You can include illustrations in the epub. Since the source is treated as a markdown, just use the ![]() notation,
and the writer will locate the images and add them to the epub.
Arguments:
- out_dir (Path): The working directory.
- debug (bool, optional, default=False): If set to True, will print the error message to the terminal.
- in_dir (Path): The directory that stores all the additional data, including stylesheets and/or images.
- encoding (str, optional, default=utf-8): Encoding of the metadata template file.
- include_nav (bool, optional, default=False): Whether a TOC will be placed after the cover page.
- stylesheet (str, optional): The stylesheet for the book. If it is not specified, a default one will be used.
- cover (str, optional, default=cover.jpg): Cover image for the book.
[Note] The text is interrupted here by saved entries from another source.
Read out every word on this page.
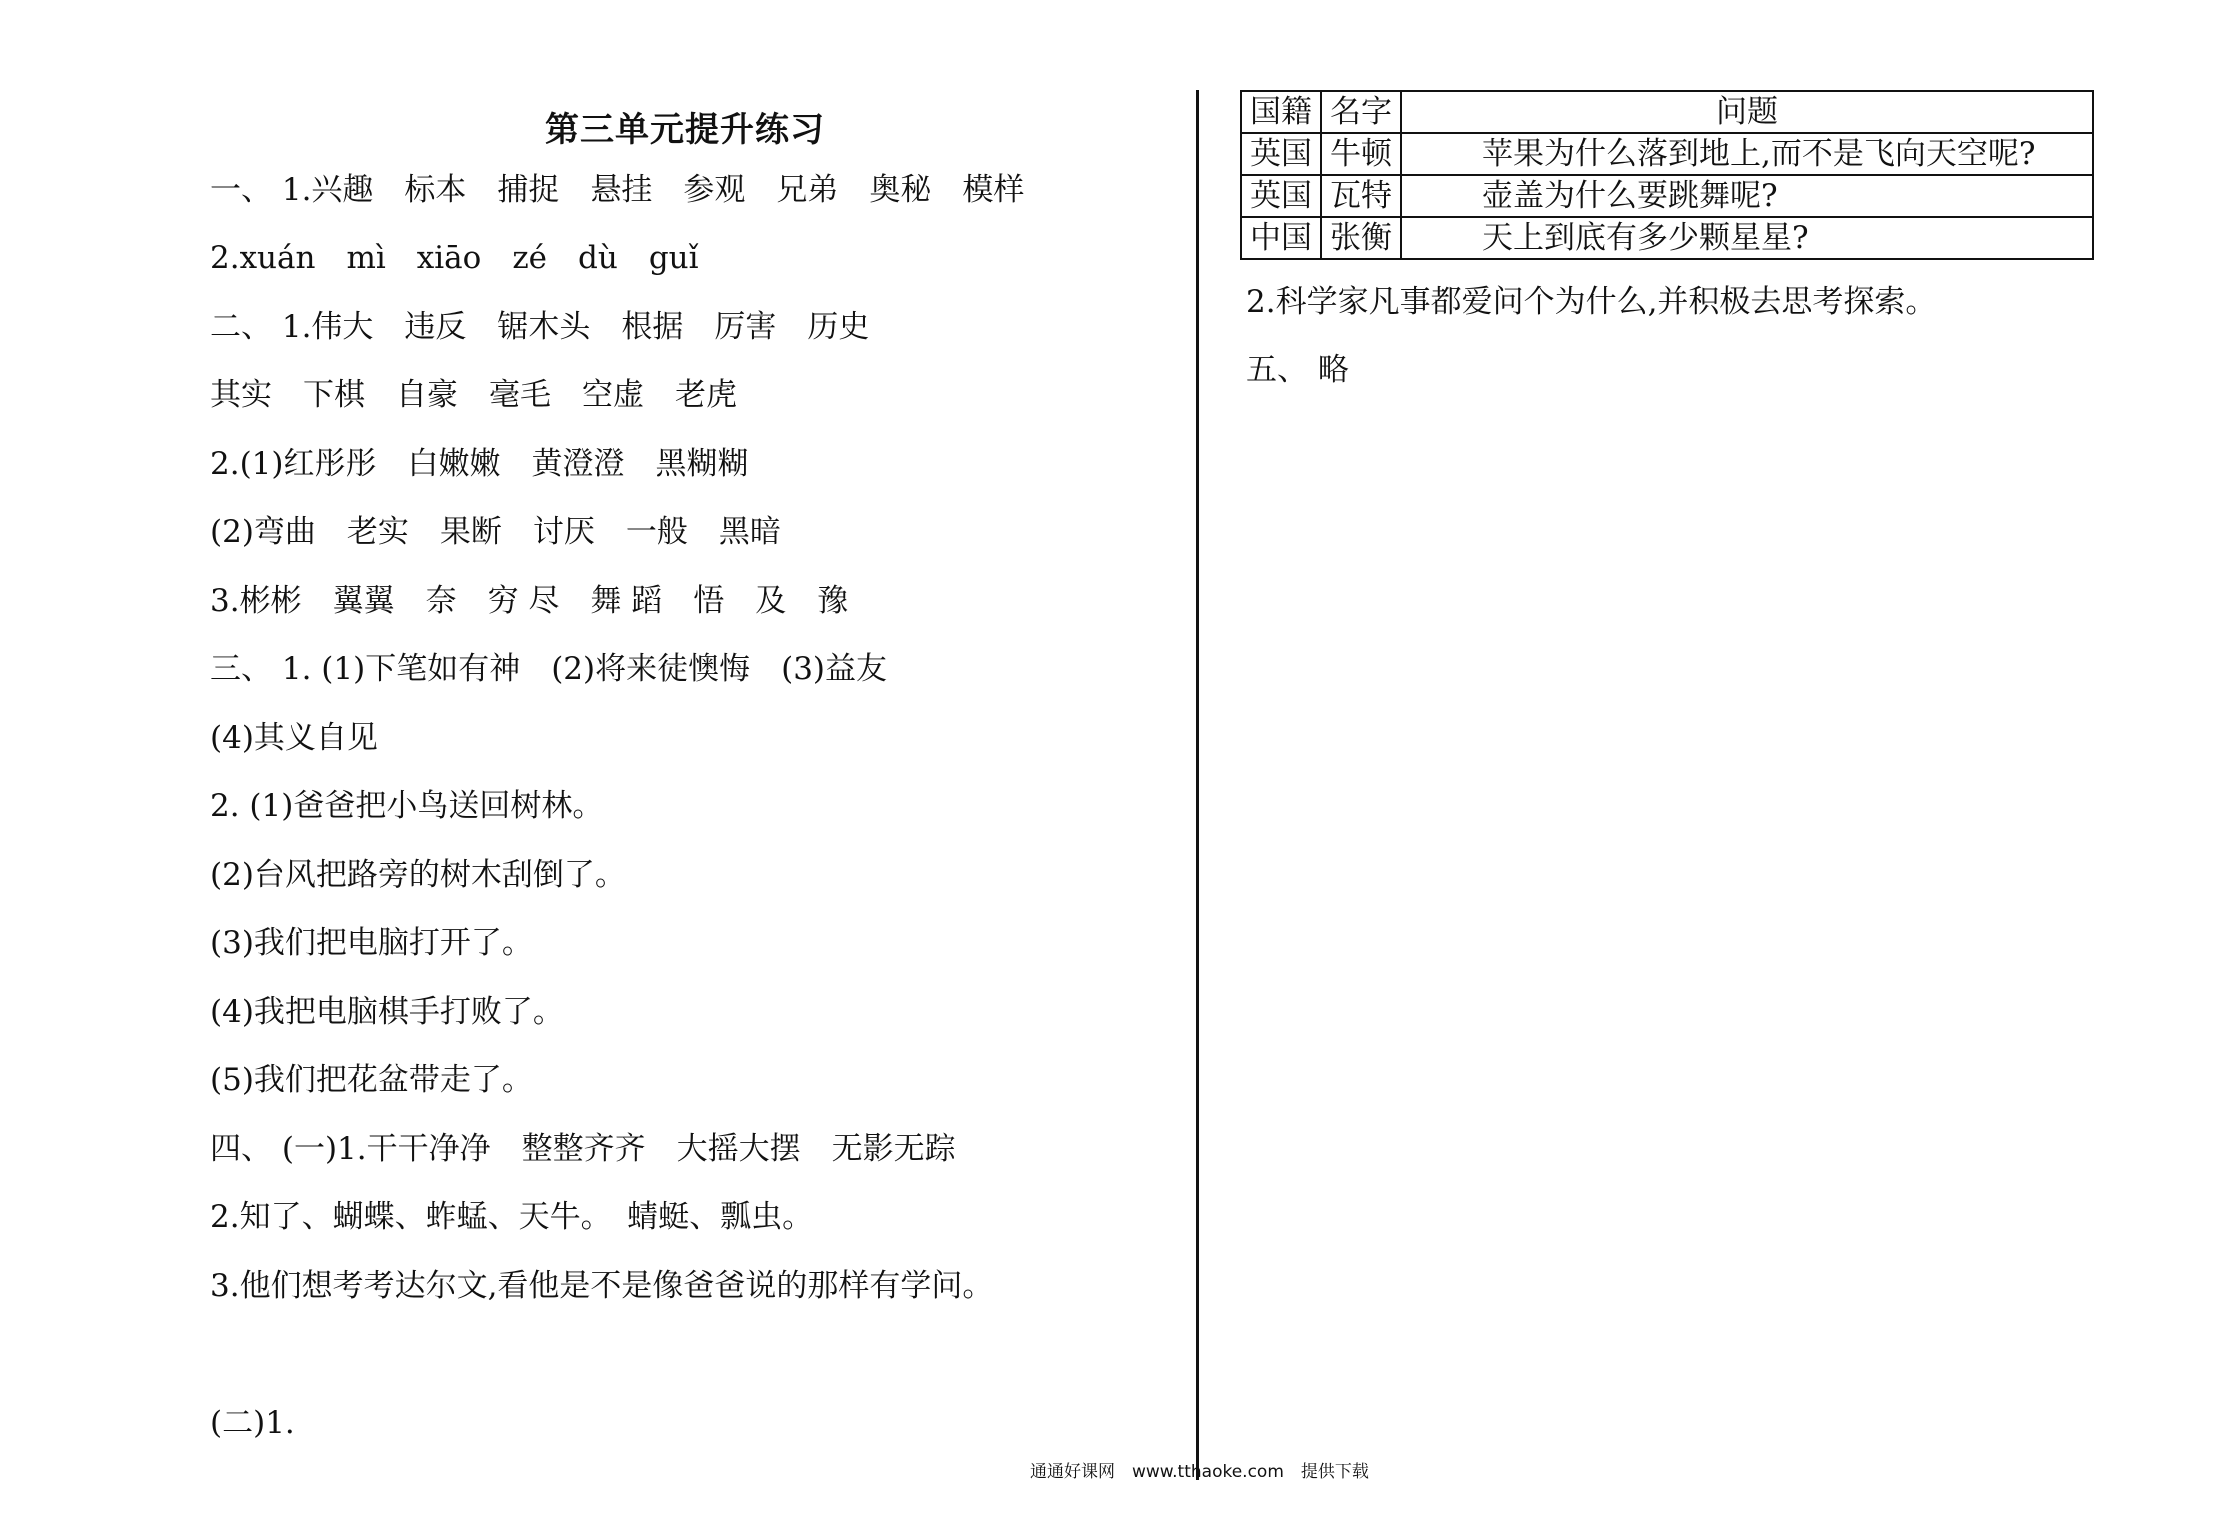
第三单元提升练习
一、 1.兴趣　标本　捕捉　悬挂　参观　兄弟　奥秘　模样
2.xuán　mì　xiāo　zé　dù　guǐ
二、 1.伟大　违反　锯木头　根据　厉害　历史
其实　下棋　自豪　毫毛　空虚　老虎
2.(1)红彤彤　白嫩嫩　黄澄澄　黑糊糊
(2)弯曲　老实　果断　讨厌　一般　黑暗
3.彬彬　翼翼　奈　穷 尽　舞 蹈　悟　及　豫
三、 1. (1)下笔如有神　(2)将来徒懊悔　(3)益友
(4)其义自见
2. (1)爸爸把小鸟送回树林。
(2)台风把路旁的树木刮倒了。
(3)我们把电脑打开了。
(4)我把电脑棋手打败了。
(5)我们把花盆带走了。
四、 (一)1.干干净净　整整齐齐　大摇大摆　无影无踪
2.知了、蝴蝶、蚱蜢、天牛。　蜻蜓、瓢虫。
3.他们想考考达尔文,看他是不是像爸爸说的那样有学问。
(二)1.
国籍	名字	问题
英国	牛顿	苹果为什么落到地上,而不是飞向天空呢?
英国	瓦特	壶盖为什么要跳舞呢?
中国	张衡	天上到底有多少颗星星?
2.科学家凡事都爱问个为什么,并积极去思考探索。
五、 略
通通好课网　www.tthaoke.com　提供下载
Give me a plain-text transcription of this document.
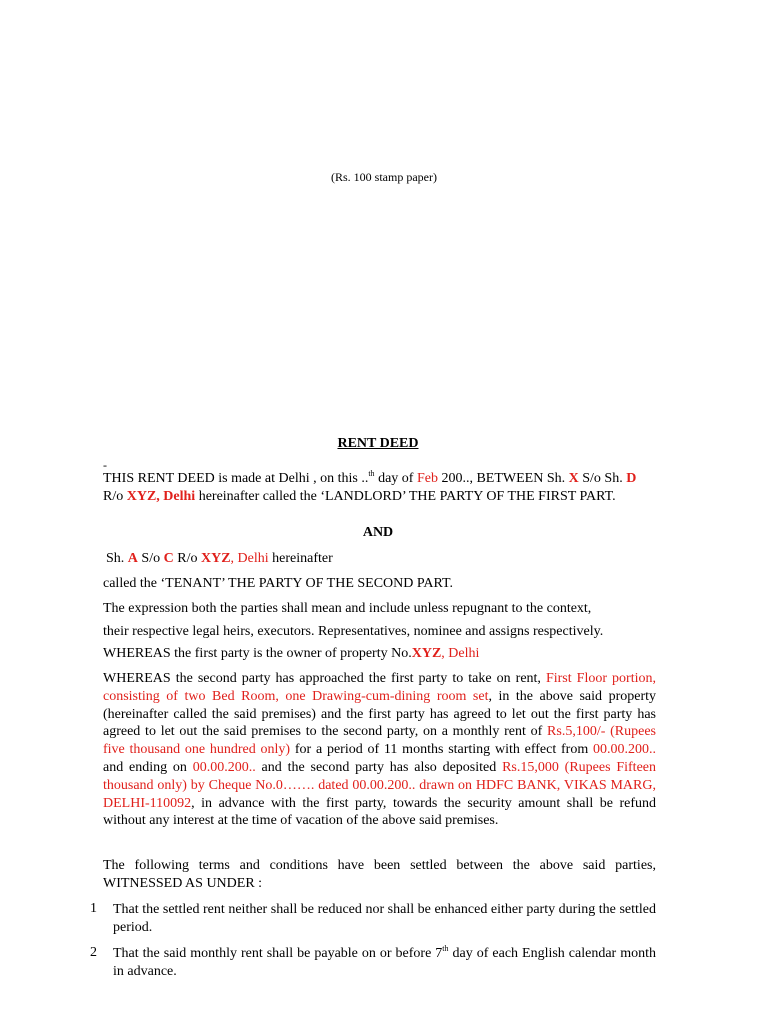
(Rs. 100 stamp paper)
RENT DEED
-
THIS RENT DEED is made at Delhi , on this ..$^{th}$ day of Feb 200.., BETWEEN Sh. X S/o Sh. D R/o XYZ, Delhi hereinafter called the ‘LANDLORD’ THE PARTY OF THE FIRST PART.
AND
Sh. A S/o C R/o XYZ, Delhi hereinafter
called the ‘TENANT’ THE PARTY OF THE SECOND PART.
The expression both the parties shall mean and include unless repugnant to the context,
their respective legal heirs, executors. Representatives, nominee and assigns respectively.
WHEREAS the first party is the owner of property No.XYZ, Delhi
WHEREAS the second party has approached the first party to take on rent, First Floor portion, consisting of two Bed Room, one Drawing-cum-dining room set, in the above said property (hereinafter called the said premises) and the first party has agreed to let out the first party has agreed to let out the said premises to the second party, on a monthly rent of Rs.5,100/- (Rupees five thousand one hundred only) for a period of 11 months starting with effect from 00.00.200.. and ending on 00.00.200.. and the second party has also deposited Rs.15,000 (Rupees Fifteen thousand only) by Cheque No.0……. dated 00.00.200.. drawn on HDFC BANK, VIKAS MARG, DELHI-110092, in advance with the first party, towards the security amount shall be refund without any interest at the time of vacation of the above said premises.
The following terms and conditions have been settled between the above said parties, WITNESSED AS UNDER :
1 That the settled rent neither shall be reduced nor shall be enhanced either party during the settled period.
2 That the said monthly rent shall be payable on or before 7th day of each English calendar month in advance.
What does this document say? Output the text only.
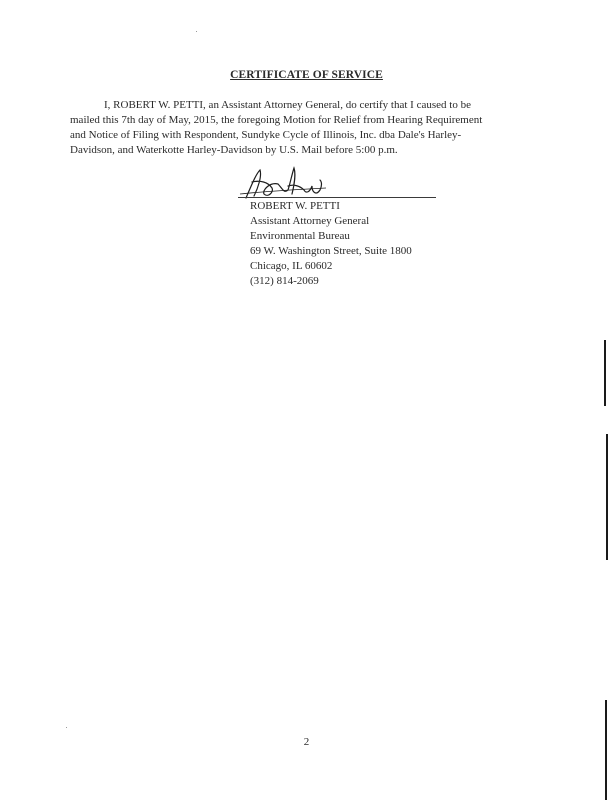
CERTIFICATE OF SERVICE

I, ROBERT W. PETTI, an Assistant Attorney General, do certify that I caused to be
mailed this 7th day of May, 2015, the foregoing Motion for Relief from Hearing Requirement
and Notice of Filing with Respondent, Sundyke Cycle of Illinois, Inc. dba Dale's Harley-
Davidson, and Waterkotte Harley-Davidson by U.S. Mail before 5:00 p.m.

ROBERT W. PETTI
Assistant Attorney General
Environmental Bureau
69 W. Washington Street, Suite 1800
Chicago, IL 60602
(312) 814-2069
2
If it exists, a cover page will be added.
- cover_title (str, optional, default=Cover): Title for the cover page. Useful for localization.
- metadata_template (str, optional): The template for the metadata page. If it is not specified, a default one will be used.
- metadata_title (str, optional, default=Metadata): Title for the metadata page. Useful for localization.
- author_separator (str, optional, default=, ): Separator for multiple authors on the metadata page.
- date_format (str, optional, default=%B %Y): Format for the data on the metadata page. For more information, check the documentation for datetime.
- volume_template (str, optional): The template for the volume page. If it is not specified, a default one will be used.
- chapter_template (str, optional): The template for the chapter page. If it is not specified, a default one will be used.
Description:
Writes the entire novel to a Markdown file. If a title field has been passed from a TitleTransformer and has the 'formatted' field filled, then the field will be prioritized.
Arguments:
- out_dir (Path): The working directory.
- debug (bool, optional, default=False): If set to True, will print the error message to the terminal.
- use_title (bool): If set to True, will use the book title (if specified) as the Markdown filename.
- md_filename (str, optional, default=text.md): Filename of the output Markdown file, if
use_titleis False. - levels (dict[str, int], optional, default={'book_title': 1, 'volume_title': 2, 'chapter_title': 3}): Specifies what level the header should be for each type.
- write_newline (bool, optional, default=False): If set to True, will insert a newline after a non-blank line. This will avoid contents on consecutive lines being treated as the same paragraph.
Description:
Writes the entire novel to a text file. If a title field has been passed from a TitleTransformer and has the 'formatted' field filled, then the field will be prioritized.
Arguments:
- out_dir (Path): The working directory.
- debug (bool, optional, default=False): If set to True, will print the error message to the terminal.
- use_title (bool): If set to True, will use the book title (if specified) as the text filename.
- text_filename (str, optional, default=text.txt): Filename of the output text file, if
use_titleis False.
Description:
Lists the table of contents without actually splitting the file. Useful for debugging. If out_dir is empty, the table will be printed to the terminal. It is assumed that the title data has been passed from a TitleTransformer and has the 'formatted' field filled.
Arguments:
- toc_filename (str, optional, default=toc.txt): Filename of the output toc file.
- out_dir (Path): The directory to write the toc file to.
- write_line_num (bool, optional, default=True): If set to True, will write line number to the toc.
- debug (bool, optional, default=False): If set to True, will write error information to the table of contents.